Não podia falar tudo o que queria porque fazia sofrer as pessoas.
Não podia comer tudo o que queria porque faltaria para outras pessoas.
Não podia estar sozinho o tempo que queria porque diziam dele que era solitário.
Não podia beber todos os dias porque falariam dele que precisava de tratamento.
E assim ia rabiscando em um caderno tudo o que não tinha feito naquele dia pensando nos outros.
Chamou-o diário de privações e esperava que quando morresse alguém pudesse divertir-se com aquilo.
Fora alguns que poderiam ficar ligeiramente chateados.
De vez em quando folheava para consultar velhas anotações.
E divertia-se também.
16 de agosto de 2008
De manhã não pude tomar suco de morango porque é o preferido da Eva e tinha muito pouco.

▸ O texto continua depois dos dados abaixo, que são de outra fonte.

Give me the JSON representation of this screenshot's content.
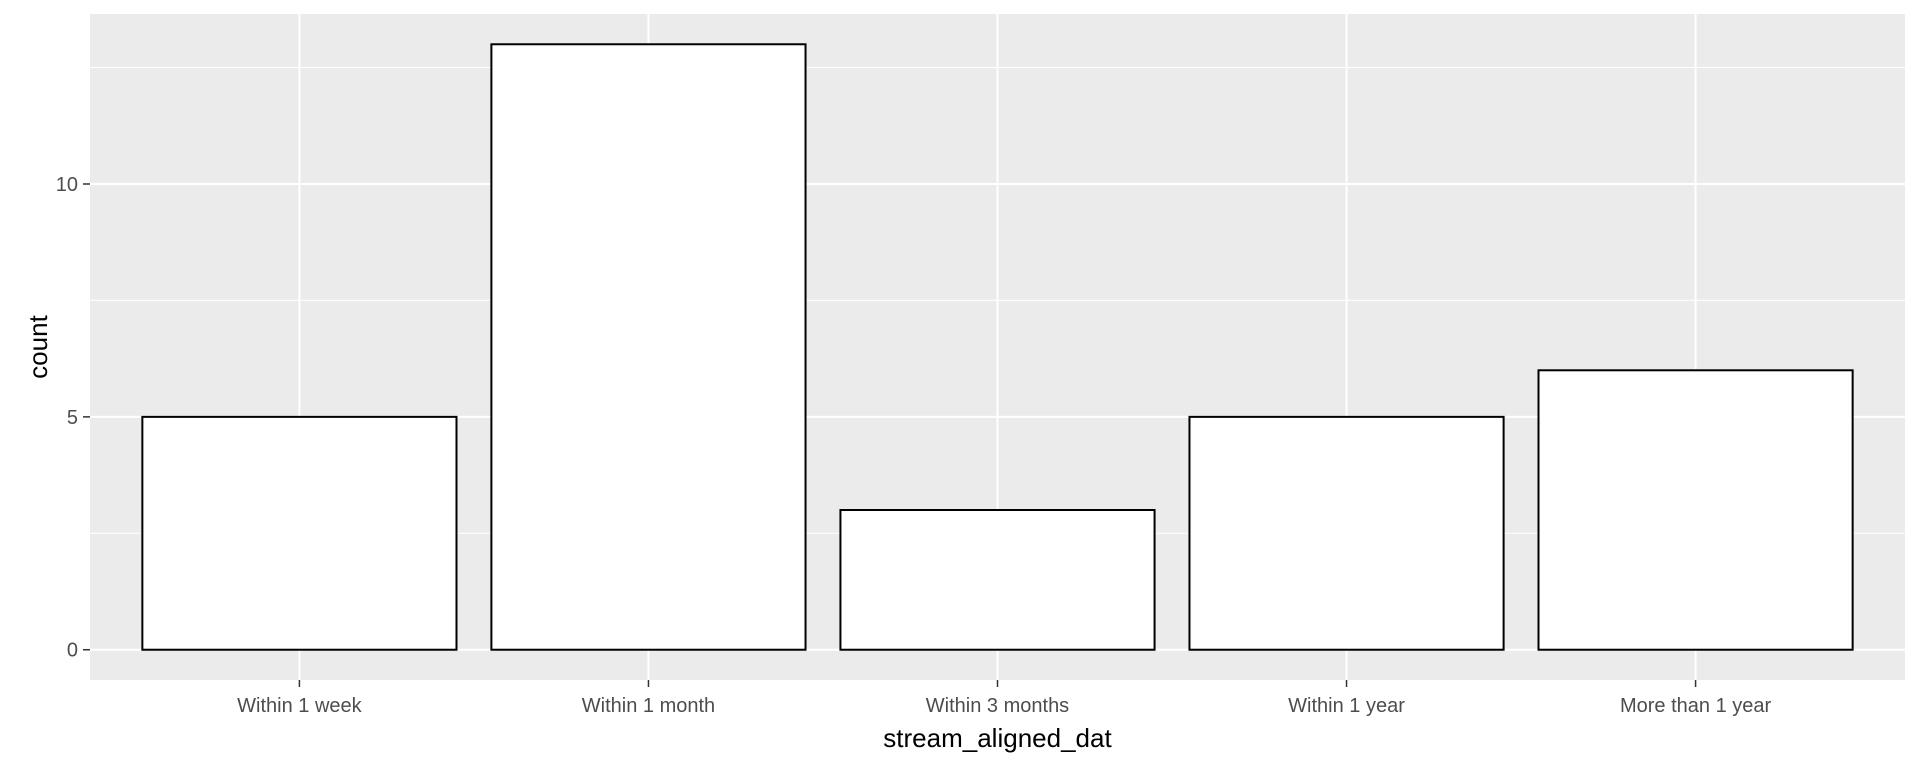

Fiquei olhando ela tomar e babar naquele copo de flor, aquele líquido vermelho e quase cremoso. Pensei em passar no supermercado, comprar um litro e tomar sozinho quando chegasse ao escritório, cedo, ainda sem ninguém.
Não fiz isso.
E não fiz isso porque tive que deixar a Ana Elisa no trabalho e ela não poderia saber. E o percurso todo seria modificado. E o horário todo seria modificado.
E assim seguia o dia 16 de agosto com algumas outras privações.
Tudo tão nonsense que só a ele cabia entender.
Aceitar a situação. Registrar para metabolizar a frustração, muitas vezes a raiva.
E foi folheando esse caderninho, o último de muitos, ouvindo música com o fone de ouvidos, que foi deixado à deriva quando o curto circuito começou e a tragédia toda se deu.